Le Maroc des paradoxes!

Le Maroc, a-t-il intégré le cercle des pays dits émergents? A voir les divers acquis que son parcours de développement ne cesse de mettre en évidence, on ne pourrait que louer les efforts déployés dans le sens du progrès. Encore faut-il s’entendre sur une définition claire et nette du concept de l’émergence dont s’identifient beaucoup de pays de la planète.

A cet égard, nombre d’interprétations affirment que le taux de croissance qui ne doit descendre d’au-delà de 5% des ressources, est le seul indicateur de l’expansion d’une contrée. Or, notre pays est bien en deçà de cette prouesse, en dépit des avancées sensibles qu’il a pu réaliser, pendant ces deux dernières décennies.

Il est donc bien clair que le Maroc renferme des paradoxes qui font que, d’une part, il donne l’impression de s’aligner parmi les grands. D’autre part, il révèle des fébrilités intenses dans son long itinéraire parsemé de ratages et de dysfonctionnements. Mis à part la nature exceptionnelle dont il peut se targuer durant son existence, en termes de stabilité séculaire qui fait sa distinction, notre pays vit d’énormes contrastes dans son évolution. En effet, depuis des années, il se met à se rendre à l’évidence que les grands chantiers s’avèrent une nécessité impérative pour prétendre au décollage socio-économique. Cette vérité s’est trop attardée, quoique des voix authentiques se soient manifestées à ce propos, bien plus tôt.

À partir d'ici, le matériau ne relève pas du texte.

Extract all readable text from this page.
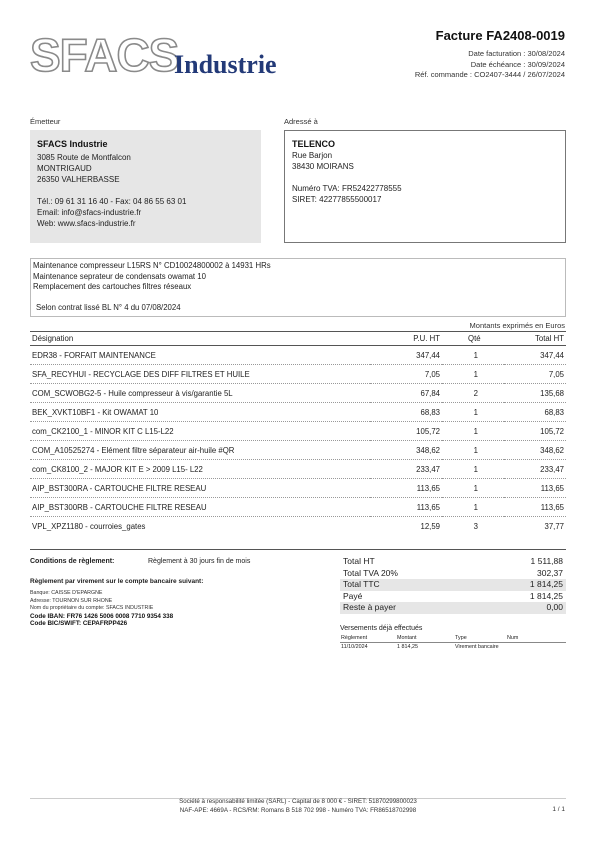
SFACS
Industrie
Facture FA2408-0019
Date facturation : 30/08/2024
Date échéance : 30/09/2024
Réf. commande : CO2407-3444 / 26/07/2024
Émetteur	Adressé à
SFACS Industrie
3085 Route de Montfalcon
MONTRIGAUD
26350 VALHERBASSE
Tél.: 09 61 31 16 40 - Fax: 04 86 55 63 01
Email: info@sfacs-industrie.fr
Web: www.sfacs-industrie.fr
TELENCO
Rue Barjon
38430 MOIRANS
Numéro TVA: FR52422778555
SIRET: 42277855500017
Maintenance compresseur L15RS N° CD10024800002 à 14931 HRs
Maintenance seprateur de condensats owamat 10
Remplacement des cartouches filtres réseaux
Selon contrat lissé BL N° 4 du 07/08/2024
Montants exprimés en Euros
Désignation	P.U. HT	Qté	Total HT
EDR38 - FORFAIT MAINTENANCE	347,44	1	347,44
SFA_RECYHUI - RECYCLAGE DES DIFF FILTRES ET HUILE	7,05	1	7,05
COM_SCWOBG2-5 - Huile compresseur à vis/garantie 5L	67,84	2	135,68
BEK_XVKT10BF1 - Kit OWAMAT 10	68,83	1	68,83
com_CK2100_1 - MINOR KIT C L15-L22	105,72	1	105,72
COM_A10525274 - Elément filtre séparateur air-huile #QR	348,62	1	348,62
com_CK8100_2 - MAJOR KIT E > 2009 L15- L22	233,47	1	233,47
AIP_BST300RA - CARTOUCHE FILTRE RESEAU	113,65	1	113,65
AIP_BST300RB - CARTOUCHE FILTRE RESEAU	113,65	1	113,65
VPL_XPZ1180 - courroies_gates	12,59	3	37,77
Conditions de règlement:	Règlement à 30 jours fin de mois
Règlement par virement sur le compte bancaire suivant:
Banque: CAISSE D'EPARGNE
Adresse: TOURNON SUR RHONE
Nom du propriétaire du compte: SFACS INDUSTRIE
Code IBAN: FR76 1426 5006 0008 7710 9354 338
Code BIC/SWIFT: CEPAFRPP426
Total HT	1 511,88
Total TVA 20%	302,37
Total TTC	1 814,25
Payé	1 814,25
Reste à payer	0,00
Versements déjà effectués
Règlement	Montant	Type	Num
11/10/2024	1 814,25	Virement bancaire	
Société à responsabilité limitée (SARL) - Capital de 8 000 € - SIRET: 51870299800023
NAF-APE: 4669A - RCS/RM: Romans B 518 702 998 - Numéro TVA: FR86518702998	1 / 1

C’est ainsi que notre pays s’est résolument engagé dans l’édification d’infrastructures d’envergure, au niveau des aéroports, des réseaux routiers et autoroutiers, des ports, de la voie ferrée, de l’énergie renouvelable, du dessalement de l’eau de mer…Dans le même ordre d’idées, il s’est aussi ingénié à mettre en place des stratégies à moyen et long terme, dans des secteurs vitaux de l’économie nationale, tels le tourisme, la pêche maritime, l’industrie…, bien que ces plans aient connu des hauts et des bas, en cours de route, pour des raisons de moyens et de gouvernance. Il s’est même payé le luxe d’édifier une géante tour identique à des gratte-ciels de Qatar ou de Chine.

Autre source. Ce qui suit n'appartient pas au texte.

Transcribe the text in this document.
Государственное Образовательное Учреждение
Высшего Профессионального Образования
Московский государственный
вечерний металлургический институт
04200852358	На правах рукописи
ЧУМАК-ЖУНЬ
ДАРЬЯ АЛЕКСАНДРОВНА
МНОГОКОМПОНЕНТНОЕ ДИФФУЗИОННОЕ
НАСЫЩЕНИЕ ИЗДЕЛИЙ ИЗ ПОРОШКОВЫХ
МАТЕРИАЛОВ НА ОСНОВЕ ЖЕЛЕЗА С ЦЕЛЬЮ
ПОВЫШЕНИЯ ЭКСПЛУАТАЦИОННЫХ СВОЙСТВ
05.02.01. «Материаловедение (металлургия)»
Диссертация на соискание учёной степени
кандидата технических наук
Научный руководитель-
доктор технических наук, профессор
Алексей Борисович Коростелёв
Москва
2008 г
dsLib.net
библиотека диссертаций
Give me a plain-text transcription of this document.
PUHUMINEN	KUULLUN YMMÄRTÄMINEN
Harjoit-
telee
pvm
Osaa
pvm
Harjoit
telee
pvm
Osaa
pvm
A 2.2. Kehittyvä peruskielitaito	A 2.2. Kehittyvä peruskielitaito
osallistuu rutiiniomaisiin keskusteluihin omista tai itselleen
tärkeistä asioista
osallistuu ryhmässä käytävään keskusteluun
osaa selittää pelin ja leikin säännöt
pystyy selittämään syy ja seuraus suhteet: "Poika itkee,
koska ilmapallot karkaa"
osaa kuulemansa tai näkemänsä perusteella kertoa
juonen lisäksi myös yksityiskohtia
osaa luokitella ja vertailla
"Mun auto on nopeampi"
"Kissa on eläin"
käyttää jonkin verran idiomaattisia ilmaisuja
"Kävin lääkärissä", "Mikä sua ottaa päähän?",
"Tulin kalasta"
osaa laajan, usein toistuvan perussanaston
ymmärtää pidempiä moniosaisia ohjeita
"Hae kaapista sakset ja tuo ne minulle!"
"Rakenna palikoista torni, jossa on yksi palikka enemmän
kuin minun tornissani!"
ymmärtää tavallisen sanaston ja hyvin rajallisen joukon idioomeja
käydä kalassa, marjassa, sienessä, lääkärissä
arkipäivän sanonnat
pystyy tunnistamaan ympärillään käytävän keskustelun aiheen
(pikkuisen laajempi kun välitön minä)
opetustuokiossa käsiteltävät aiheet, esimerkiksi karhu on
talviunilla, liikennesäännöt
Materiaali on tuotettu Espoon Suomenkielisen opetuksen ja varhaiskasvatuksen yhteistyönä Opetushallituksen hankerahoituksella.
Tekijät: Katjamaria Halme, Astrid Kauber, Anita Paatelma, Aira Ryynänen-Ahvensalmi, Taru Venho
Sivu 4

Cependant, si notre pays est parvenu à se distinguer dans ce domaine, qu’en est-il de sa vie sociale directement destinée à ses  populations démunies et ses recoins reculés? C’est là où le bas blesse cruellement, car le Maroc n’a toujours pas pu concilier d’une manière équitable, le progrès économique avec la justice sociale. Les disparités entre communautés et territoires dans le même pays sont tellement criardes qu’elles le tire vers le bas, en termes d’indicateurs de croissance, malgré ses édifices indéniables. Il va sans dire qu’il pêche encore dans les politiques publiques comme le système éducatif, l’offre sanitaire, la création des postes d’emploi, l’octroi de logement…, à travers une capacité de gestion innovante et pérenne. Il verse dans la déficience de son administration où prolifèrent encore des pratiques d’inertie et d’insouciance. Le système judiciaire pullule toujours de viles insanités de corruption flagrante qui font honte à l’image du pays…

Toutefois, le plus gros revers qu’encourt le pays n’est autre que la panne politique qui prévaut dans son paysage partisan. Depuis un bon bout de temps, le régime, pour des raisons démesurément sécuritaire, s’est mis à affaiblir et réprimer les partis sérieux, au profit des créatures «parachutées» et, de ce fait, a cautionné, dans l’impunité et la complaisance un système de démocratie hybride et faussé où l’argent sale et le monopole font la loi. Cette dénaturation politique a sécrété des habitudes néfastes au sein des citoyens qui manifestent des sentiments de désaffection et de dégoût vis-à-vis des institutions, dans leur globalité. C’est ainsi que la non confiance, la tourmente, le nihilisme et le désespoir règnent dans les divers milieux de la société, notamment le monde des affaires, les jeunes et autres.

On ne peut donc parler d’émergence sociale tant que ces maux subsistent encore, au cœur d’une société rongée par l’oligarchie, le pouvoir rentier, l’hégémonie des riches et la dislocation des institutions, à leur tête celle des partis forts et autonomes.